The "old Canon" lenses are likely adaptable full-frame lenses. 12mm (as your MFT zoom lens has) is already an extremely low focal length for full frame - rectilinear wideangles at 12mm and below for full frame are exotics, and will come at an uneconomical price even if bought second hand. Vintage full frame lenses can save you a lot of money when it comes to extreme telephoto ranges (if you can live with manual focus, size and weight), but will rarely help in the extreme wideangle range.
Your 12mm are equivalent to a 24mm full frame lens - 24mm is considered the longest "ultra wideangle" length in full frame, even a 24mm lens for a fullframe camera is almost an exot.
For MFT, in 2018, it seems that the shortest rectilinear options are also expensive - see the Laowa 7.5mm (15mm full frame equivalent) or Samyang 10mm (20mm full frame equivalent).
There are cheap so called "wide angle converters", but they either do not even try to be rectilinear or aren't good at it.
There are cheaper fisheye (non rectilinear) options at 6.5mm and 7.5mm available, but you would need to correct the distortion in software, losing some resolution and image fidelity in the process.
What could be useful for your purposes is the Sigma 10-20mm (or 8-16mm, but this one tends to be expensive too..) zoom (would need to be adapted, and will be manual focus!

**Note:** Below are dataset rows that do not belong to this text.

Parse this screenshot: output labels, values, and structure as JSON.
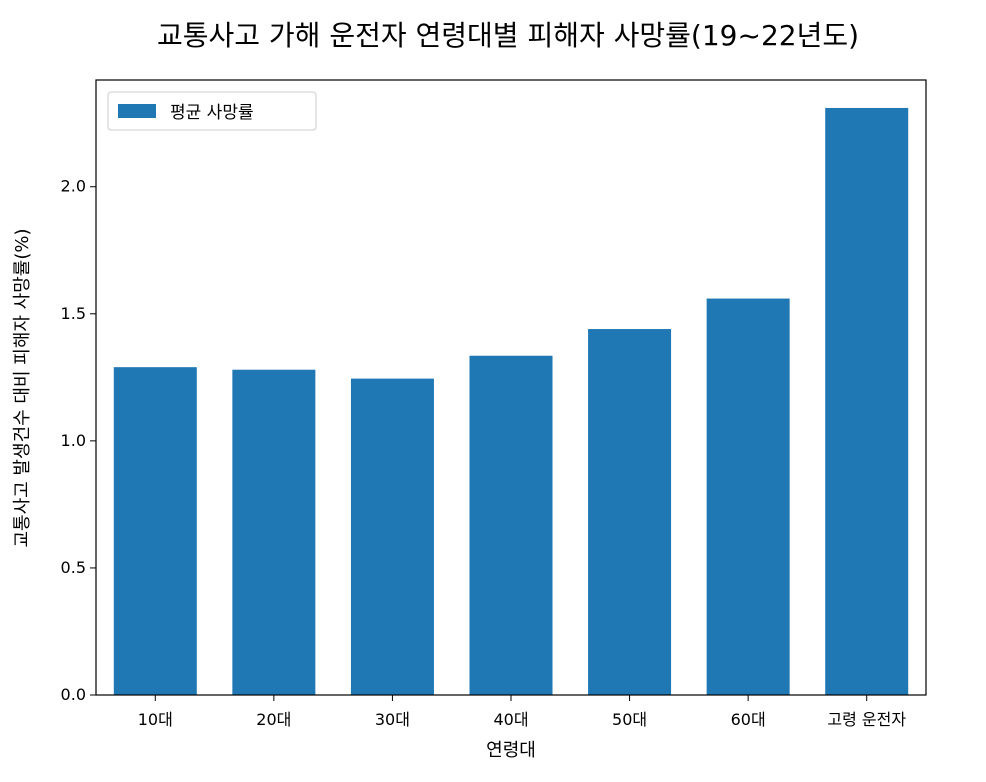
{
  "chart_data": {
    "type": "bar",
    "title": "교통사고 가해 운전자 연령대별 피해자 사망률(19~22년도)",
    "xlabel": "연령대",
    "ylabel": "교통사고 발생건수 대비 피해자 사망률(%)",
    "categories": [
      "10대",
      "20대",
      "30대",
      "40대",
      "50대",
      "60대",
      "고령 운전자"
    ],
    "series": [
      {
        "name": "평균 사망률",
        "values": [
          1.29,
          1.28,
          1.245,
          1.335,
          1.44,
          1.56,
          2.31
        ]
      }
    ],
    "ylim": [
      0,
      2.42
    ],
    "yticks": [
      "0.0",
      "0.5",
      "1.0",
      "1.5",
      "2.0"
    ],
    "legend_position": "upper-left",
    "grid": false,
    "bar_color": "#1f77b4"
  }
}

The "four thirds" version will not fit an MFT camera. Do not try adapting the Canon version, unless you have a very expensive/exotic adapter you will have no aperture control - adapting from Sony A, Pentax or Nikon is your best bet here...) , or the Olympus 9-18mm (native MFT, expensive).

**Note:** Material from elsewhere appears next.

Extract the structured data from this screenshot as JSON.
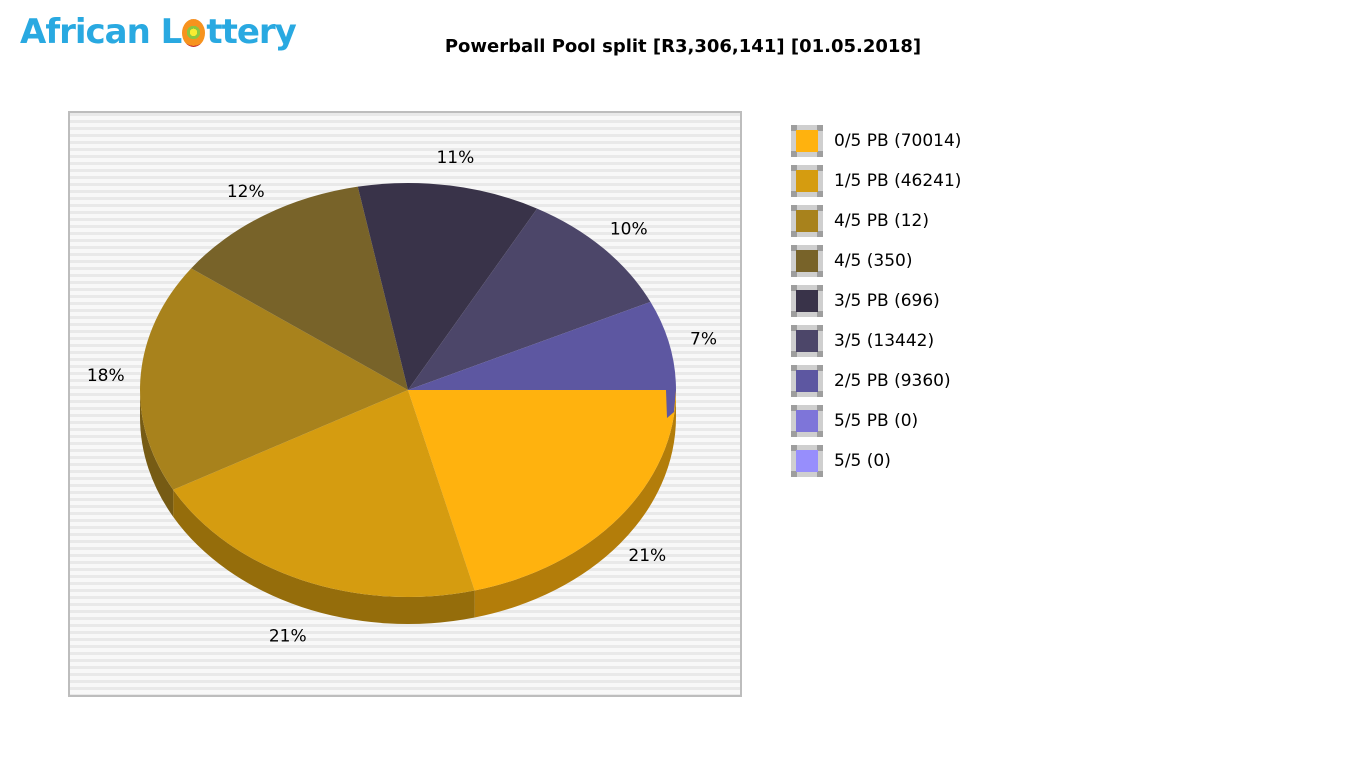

Fisheye effects are great for art, they are not helpful in documentary architectural photography...
BTW, some technical background: P&S cameras can easily incorporate rather brutal wide angles for three reasons. First, the rear element of the lens can be placed obscenely close to the sensor, simplifying lens design. Second, the sensor can be optimized to deal with a lens closed to the sensor and covering it with a small exit pupil. Third, you can leave all sorts of lens errors in place and correct them in software and in camera - since there is no non-hackish way to even test the lens off the camera, you do not run the risk of reviewers bad mouthing your lens for being an optical catastrophe. That way, the wide angle mode on a P&S can actually be a heavily vignetting fisheye optically.
By the way, even some kit zooms for DSLMs already use electronic correction heavily (there is firmware in the lens telling the camera what to do).